Since there were advantages to becoming a not-for-profit, I incorporated as a 501(c) 3 in 2007. The museum then became eligible to receive NASA artifacts. Since that time we have received well over $22,000,000 in artifacts and continue to select and receive more. Thankfully, I have a board that shares my vision and supports my direction 100%. In fact, several of them are former engineers who designed and built the first spacecraft. They added a new dimension to the museum and love interacting with the visitors. There is no real way of recouping the thousands upon thousands I have personally invested in this project. I knew the story going in, so I have no complaint. To me, it is a reasonable investment in our future. You might say it is my Cadillac, bass boat, and lake villa rolled into one. I never had a hunger for any of those so hey, money well spent.
Now, we have expanded to the Grissom Center.
The museum is all about inspiration. It is about promoting noble things that will make a positive impact on a troubled, chaotic world. We wish to convey this way of thinking to all those who visit, regardless of the direction their dreams take them. The Space Museum and the Grissom Center stand as testimonies to that way of thinking. The museum project gives people something good to believe in.
Perhaps the most compelling reason to keep a dream alive is that they can come true. If acted upon, a dream is the energy that propels us to a better place. No true dreamer dwells on making things worse! Dreams are the antidote to mediocrity and stagnation.
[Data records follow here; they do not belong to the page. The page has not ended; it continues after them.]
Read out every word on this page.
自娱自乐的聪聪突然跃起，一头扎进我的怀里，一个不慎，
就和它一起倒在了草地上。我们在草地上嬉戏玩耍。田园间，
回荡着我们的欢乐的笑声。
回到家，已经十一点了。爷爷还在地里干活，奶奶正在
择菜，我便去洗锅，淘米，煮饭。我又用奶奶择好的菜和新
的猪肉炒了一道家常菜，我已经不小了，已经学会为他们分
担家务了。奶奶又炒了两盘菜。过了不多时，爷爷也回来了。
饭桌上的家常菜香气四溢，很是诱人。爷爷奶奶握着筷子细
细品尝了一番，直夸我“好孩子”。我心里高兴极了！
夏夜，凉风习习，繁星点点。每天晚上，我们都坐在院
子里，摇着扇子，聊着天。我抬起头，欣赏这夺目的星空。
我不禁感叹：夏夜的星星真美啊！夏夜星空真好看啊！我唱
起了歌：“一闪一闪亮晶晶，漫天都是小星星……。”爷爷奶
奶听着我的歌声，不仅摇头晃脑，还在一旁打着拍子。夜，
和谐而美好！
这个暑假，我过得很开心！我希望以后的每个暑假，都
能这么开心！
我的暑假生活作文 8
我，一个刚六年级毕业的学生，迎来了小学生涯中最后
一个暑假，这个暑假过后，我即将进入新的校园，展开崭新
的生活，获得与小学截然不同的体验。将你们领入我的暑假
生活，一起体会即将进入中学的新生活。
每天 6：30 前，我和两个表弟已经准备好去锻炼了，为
Every individual who has made a positive impact on humanity was at first a dreamer who considered what might be. A distinction has to be made. It is not enough to dream. A person must empower the dream with action, and they must be willing to accept that their dream may not be realized in their lifetime. To achieve our dreams, we must suspend the logical, “It cannot be done!” The realization of my dream is as much about being too stupid to quit as it is about being smart enough to succeed.
Though I was unable to pursue a traditional aerospace career, many the astronauts and engineers involved in the Space Race consider me their friend and colleague. Perhaps I have achieved my dream, and I didn’t even realize it!